Is there something like a secure hashmap?

Question

TL;DR: Is there such a thing as a hashmap whose contents cannot be read unless you have the right encryption key, and where each encryption key only works for a specific key value pair?

More context:

Say you're building an offline first web application and want to save the client from having to do a bunch of round trips to the server to ask for data. Within such constraints you may decide to, say, provide a whole dump of the database when the client first loads the site, and then the client can query its own copy of the database without needing to talk to the server.

You wouldn't want sensitive data to be part of the database dump, so you're not going to include user emails and passwords in the dump. But here you run into a problem: part of the website relies on user data (perhaps a user wants to view another user's profile) and would then need to query the server.

Given that we want to avoid any additional requests from the client to the server beyond the initial request for the db dump, how could this be achieved? Let's assume you wouldn't include emails and passwords in the dump, but user data that is publicly available, such as user handles and full names.

In such a case, you could simply include user handles and full names in the db dump in plain text. But you don't want to do that because it would give away all users' names at once, as well as metadata such as how many users your site has, etc. If a user reads some other user's handle and name by browsing your site, that's one thing - but if he can read all users at once, that's a problem.

So I'm wondering if part of the dump that contains user data could be made of a sort of "secure hashmap". What I mean is that its contents are not readable unless you have the right key; and even then only those contents that correspond to the key can be read.

If there isn't, I would imagine its implementation to go something like the following:

It works like a regular hashmap, with the exception that all its keys are hashed, and its values are encrypted. That way, even though the consumer could iterate over all keys and values, he wouldn't be able to do anything with them. When a piece of privileged information that acts as a key into the hashmap is made available to the consumer - say, a user handle - the lookup mechanism could first hash the user handle, use the result as a key to the hashmap, and then the user handle would allow him to decrypt the corresponding value (e.g. the full name corresponding to that user handle). The producer creates the hashmap by hashing its keys and encrypting its values by partly using their keys.

So in short, if the producer has a hashmap that contains:

"foo" => "bar"

He then turns it into

"1234" => "6%!*3"

where "1234" is the result of hashing "foo", and "6%!*3" is the encryption of "bar" using "foo" as encryption key (or something along those lines, I'm afraid I don't know much about encryption - what I mean is that it should be possible to use the string "foo" to decrypt "6%!*3").

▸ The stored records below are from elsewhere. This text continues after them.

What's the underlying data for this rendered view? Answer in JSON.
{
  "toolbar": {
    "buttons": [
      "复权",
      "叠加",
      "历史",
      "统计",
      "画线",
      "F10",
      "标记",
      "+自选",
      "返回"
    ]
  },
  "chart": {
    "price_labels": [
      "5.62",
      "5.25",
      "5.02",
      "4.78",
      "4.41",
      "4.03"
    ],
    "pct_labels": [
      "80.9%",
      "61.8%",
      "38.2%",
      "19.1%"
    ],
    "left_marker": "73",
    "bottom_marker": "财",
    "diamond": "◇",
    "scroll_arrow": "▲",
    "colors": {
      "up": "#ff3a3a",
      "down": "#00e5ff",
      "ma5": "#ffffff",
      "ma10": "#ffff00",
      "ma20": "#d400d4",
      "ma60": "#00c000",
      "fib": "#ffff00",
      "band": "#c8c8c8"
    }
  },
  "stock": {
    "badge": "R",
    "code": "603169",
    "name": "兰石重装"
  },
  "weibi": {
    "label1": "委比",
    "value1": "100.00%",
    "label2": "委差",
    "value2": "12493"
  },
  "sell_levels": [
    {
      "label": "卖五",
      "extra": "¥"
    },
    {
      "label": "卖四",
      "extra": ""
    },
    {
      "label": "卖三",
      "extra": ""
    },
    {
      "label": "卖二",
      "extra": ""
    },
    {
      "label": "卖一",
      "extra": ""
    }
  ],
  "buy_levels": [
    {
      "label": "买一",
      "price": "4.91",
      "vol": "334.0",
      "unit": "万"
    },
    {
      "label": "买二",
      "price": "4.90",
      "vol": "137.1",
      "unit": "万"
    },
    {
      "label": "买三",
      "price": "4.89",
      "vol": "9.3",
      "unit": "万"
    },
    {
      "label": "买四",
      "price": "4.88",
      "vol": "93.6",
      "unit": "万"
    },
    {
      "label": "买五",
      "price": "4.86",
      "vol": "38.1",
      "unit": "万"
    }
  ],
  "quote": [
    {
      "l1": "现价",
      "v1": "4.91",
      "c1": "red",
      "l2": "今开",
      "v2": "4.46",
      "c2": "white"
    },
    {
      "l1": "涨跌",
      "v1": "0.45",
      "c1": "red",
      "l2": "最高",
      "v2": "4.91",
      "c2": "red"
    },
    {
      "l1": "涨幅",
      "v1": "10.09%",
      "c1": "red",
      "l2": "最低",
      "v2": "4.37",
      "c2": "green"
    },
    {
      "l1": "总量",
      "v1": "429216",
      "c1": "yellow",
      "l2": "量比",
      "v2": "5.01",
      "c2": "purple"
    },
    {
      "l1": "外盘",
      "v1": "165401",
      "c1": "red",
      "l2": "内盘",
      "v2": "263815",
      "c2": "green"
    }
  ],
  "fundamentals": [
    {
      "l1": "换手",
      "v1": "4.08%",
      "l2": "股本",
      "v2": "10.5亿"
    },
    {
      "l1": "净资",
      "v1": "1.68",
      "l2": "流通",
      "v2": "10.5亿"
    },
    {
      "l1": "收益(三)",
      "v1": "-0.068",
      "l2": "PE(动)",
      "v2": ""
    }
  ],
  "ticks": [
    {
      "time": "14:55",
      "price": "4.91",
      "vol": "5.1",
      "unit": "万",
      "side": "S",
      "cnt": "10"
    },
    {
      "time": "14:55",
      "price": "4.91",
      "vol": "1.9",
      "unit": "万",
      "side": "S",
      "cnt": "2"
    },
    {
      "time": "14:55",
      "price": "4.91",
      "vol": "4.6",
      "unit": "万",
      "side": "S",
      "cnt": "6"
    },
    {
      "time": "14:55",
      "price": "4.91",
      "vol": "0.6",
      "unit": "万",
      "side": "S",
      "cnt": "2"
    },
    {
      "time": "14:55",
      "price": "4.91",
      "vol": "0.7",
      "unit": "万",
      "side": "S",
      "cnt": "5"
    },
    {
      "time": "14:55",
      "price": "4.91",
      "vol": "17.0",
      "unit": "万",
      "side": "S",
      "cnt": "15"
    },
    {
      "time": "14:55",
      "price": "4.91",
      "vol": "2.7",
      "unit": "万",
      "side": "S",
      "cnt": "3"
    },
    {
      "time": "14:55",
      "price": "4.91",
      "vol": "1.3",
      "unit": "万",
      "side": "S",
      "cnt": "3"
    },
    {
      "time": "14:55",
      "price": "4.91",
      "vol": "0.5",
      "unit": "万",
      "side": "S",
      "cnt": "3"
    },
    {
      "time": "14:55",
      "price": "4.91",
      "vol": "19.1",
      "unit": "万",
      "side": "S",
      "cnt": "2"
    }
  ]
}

Am I trying to reinvent the wheel here? If not, is the implementation I'm proposing secure?

Edit: I just realized that doing it the way I proposed above would still divulge the number of entries in the hashmap. Ideally, that could be avoided, too.

Answer 1

where "1234" is the result of hashing "foo", and "6%!*3" is the encryption of "bar" using "foo" as encryption key (or something along those lines, I'm afraid I don't know much about encryption - what I mean is that it should be possible to use the string "foo" to decrypt "6%!*3").

So you want to encrypt the usernames, then use the username as an encryption key to the email address and other data?

This is doable and not difficult. If your usernames are unique, you can run the username through a PBKDF to generate a symmetric encryption key, then use it to encrypt the rest of the user's data. If they are non-unique, you need to concatenate the username with a salt first (a piece of non-secure data such as UserID).

My primary concern would rather be with whether the username can be used as a secret. If there is a public user profile, it can be trivially easy to obtain the complete list of usernames by querying the server for users with ?id=1, ?id=2, and so on. Many web applications, e.g. forums, outright offer a complete list of users.

Even if the username serves as a log-in only, and not for sharing anything, it's common practice to use the same username across multiple websites. Just trying each out of a few million usernames grabbed from various sites on the web, which don't make a secret out of them, could probably give one access to about half your entries. Large username dumps are publicly available.

It would be best to find something that is not publicly available to use as the encryption key. Unfortunately, mass dumps or email addresses are also readily available on the web.

Answer 2

Hash is a one way function: Given the word "password" you can hash it to "1ks9237&#lsdfsdfukd&lnadflaoewukidsgfb*#", but given the hash, you cannot get the original word "password". The hash has a fixed size, not related to the input (the words "password" and the phrase " I have a password" will produce the same size hash).

Schema:

"password" ----hash--> "1ks9237&#lsdfsdfukd&lnadflaoewukidsgfb*#" "1ks9237&#lsdfsdfukd&lnadflaoewukidsgfb*#" ---unhash---> NOT POSSIBLE Please notice there is no "key"

The hash is usually used for the following: Let's say you create a password into a website. This has to be stored into a database. We don't want the administrator (or someone who manages to have access to this database) to see ALL those passwords. So the actual password is never stored, but only the hash. Now the problem for the attacker is that they can only see the hash, but not your password. The system that validates you, on the other hand, is expecting your real password, to transform it into a hash.

Cryptography schema

"Password"---encryption(KEY)--->"lahdfohoayhfo3207hfh38h*%^*%"

"lahdfohoayhfo3207hfh38h*%^*%"---decryption(KEY)--->"Password"

You can always encrypt the hash (but why? Hash serves a different purpose)